With just a few km between the end of the fissure and the ocean by early July, the fate of the shelf was sealed.
Scientists from Project MIDAS, an Antarctic research consortium led by Swansea University in the UK, used radar images from the Copernicus Sentinel-1 mission to keep a close eye on the rapidly changing situation.
Since Antarctica is heading into the dark winter months, radar images are indispensable because, apart from the region being remote, radar continues to deliver images regardless of the dark and bad weather.
Adrian Luckman, leading MIDAS, said, “The recent development in satellite systems like Sentinel-1 has vastly improved our ability to monitor events such as this.”

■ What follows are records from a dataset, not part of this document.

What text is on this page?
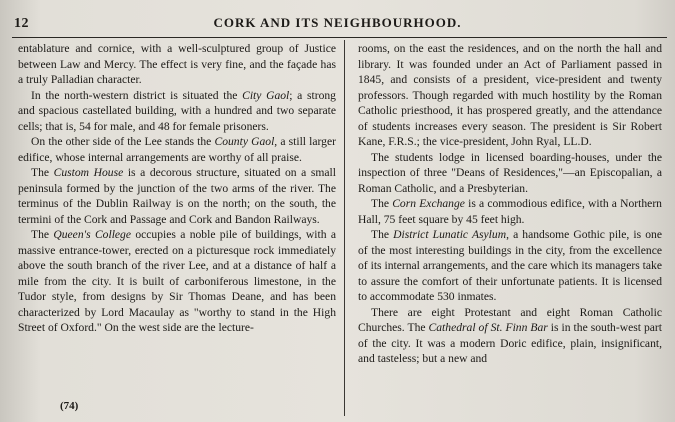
12	CORK AND ITS NEIGHBOURHOOD.

entablature and cornice, with a well-sculptured group of Justice between Law and Mercy. The effect is very fine, and the façade has a truly Palladian character.

In the north-western district is situated the City Gaol; a strong and spacious castellated building, with a hundred and two separate cells; that is, 54 for male, and 48 for female prisoners.

On the other side of the Lee stands the County Gaol, a still larger edifice, whose internal arrangements are worthy of all praise.

The Custom House is a decorous structure, situated on a small peninsula formed by the junction of the two arms of the river. The terminus of the Dublin Railway is on the north; on the south, the termini of the Cork and Passage and Cork and Bandon Railways.

The Queen's College occupies a noble pile of buildings, with a massive entrance-tower, erected on a picturesque rock immediately above the south branch of the river Lee, and at a distance of half a mile from the city. It is built of carboniferous limestone, in the Tudor style, from designs by Sir Thomas Deane, and has been characterized by Lord Macaulay as "worthy to stand in the High Street of Oxford." On the west side are the lecture-

rooms, on the east the residences, and on the north the hall and library. It was founded under an Act of Parliament passed in 1845, and consists of a president, vice-president and twenty professors. Though regarded with much hostility by the Roman Catholic priesthood, it has prospered greatly, and the attendance of students increases every season. The president is Sir Robert Kane, F.R.S.; the vice-president, John Ryal, LL.D.

The students lodge in licensed boarding-houses, under the inspection of three "Deans of Residences,"—an Episcopalian, a Roman Catholic, and a Presbyterian.

The Corn Exchange is a commodious edifice, with a Northern Hall, 75 feet square by 45 feet high.

The District Lunatic Asylum, a handsome Gothic pile, is one of the most interesting buildings in the city, from the excellence of its internal arrangements, and the care which its managers take to assure the comfort of their unfortunate patients. It is licensed to accommodate 530 inmates.

There are eight Protestant and eight Roman Catholic Churches. The Cathedral of St. Finn Bar is in the south-west part of the city. It was a modern Doric edifice, plain, insignificant, and tasteless; but a new and

(74)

Noel Gourmelen from the University of Edinburgh added. “We have been using information from ESA’s CryoSat mission, which carries a radar altimeter to measure the surface height and thickness of the ice, to reveal that the crack was several tens of metres deep.”

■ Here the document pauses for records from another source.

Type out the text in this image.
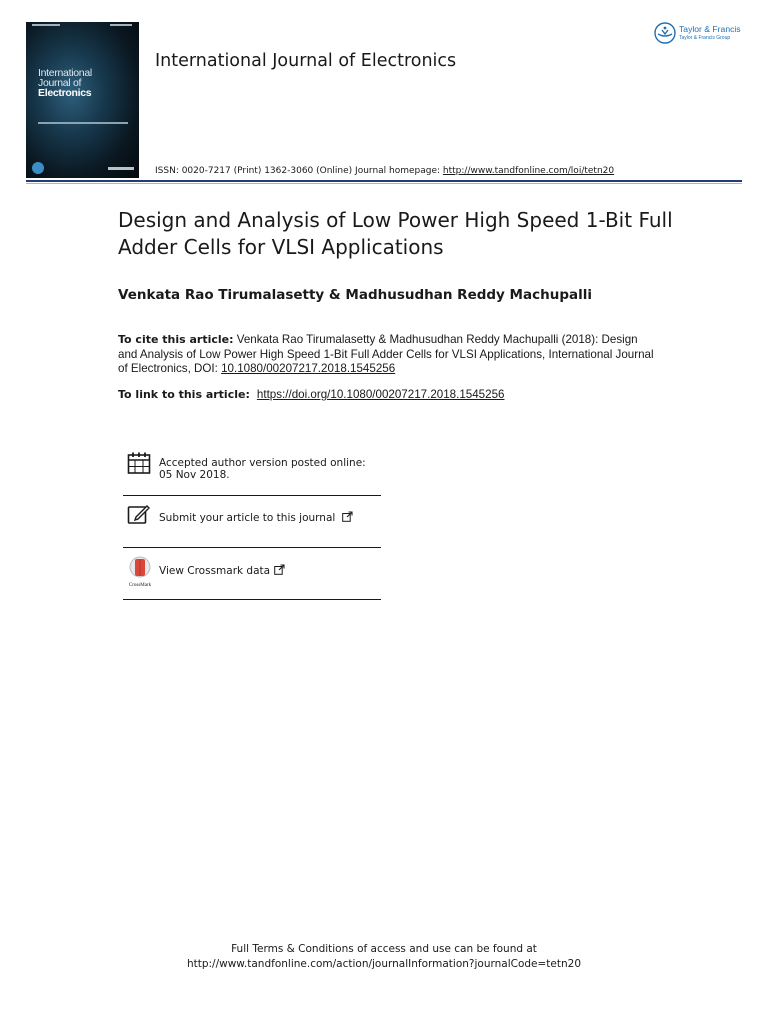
International
Journal of
Electronics
International Journal of Electronics
ISSN: 0020-7217 (Print) 1362-3060 (Online) Journal homepage: http://www.tandfonline.com/loi/tetn20
Taylor & Francis
Taylor & Francis Group
Design and Analysis of Low Power High Speed 1-Bit Full Adder Cells for VLSI Applications
Venkata Rao Tirumalasetty & Madhusudhan Reddy Machupalli
To cite this article: Venkata Rao Tirumalasetty & Madhusudhan Reddy Machupalli (2018): Design and Analysis of Low Power High Speed 1-Bit Full Adder Cells for VLSI Applications, International Journal of Electronics, DOI: 10.1080/00207217.2018.1545256
To link to this article:  https://doi.org/10.1080/00207217.2018.1545256
Accepted author version posted online: 05 Nov 2018.
Submit your article to this journal
CrossMark
View Crossmark data
Full Terms & Conditions of access and use can be found at
http://www.tandfonline.com/action/journalInformation?journalCode=tetn20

As predicted, a section of Larsen C – about 6000 sq km – finally broke away as part of the natural cycle of iceberg calving. The behemoth iceberg weighs more than a million million tonnes and contains about the same amount of water as Lake Ontario in North America.
“We have been expecting this for months, but the rapidity of the final rift advance was still a bit of a surprise. We will continue to monitor both the impact of this calving event on the Larsen C ice shelf, and the fate of this huge iceberg,” added Prof. Luckman.
The iceberg’s progress is difficult to predict. It may remain in the area for decades, but if it breaks up, parts may drift north into warmer waters. Since the ice shelf is already floating, this giant iceberg does not influence sea level.
With the calving of the iceberg, about 10% of the area of the ice shelf has been removed.
The loss of such a large piece is of interest because ice shelves along the peninsula play an important role in ‘buttressing’ glaciers that feed ice seaward, effectively slowing their flow.
Previous events further north on the Larsen A and B shelves, captured by ESA’s ERS and Envisat satellites, indicate that when a large portion of an ice shelf is lost, the flow of glaciers behind can accelerate, contributing to sea-level rise.
Thanks to Europe’s Copernicus environmental monitoring programme, we have the Sentinel satellites to deliver essential information about what’s happening to our planet. This is especially important for monitoring remote inaccessible regions like the poles.
ESA’s Mark Drinkwater said, “Having the Copernicus Sentinels in combination with research missions like CryoSat is essential for monitoring ice volume changes in response to climate warming.
“In particular, the combination of year-round data from these microwave-based satellite tools provides critical information with which to understand ice-shelf fracture mechanics and changes in dynamic integrity of Antarctic ice shelves.”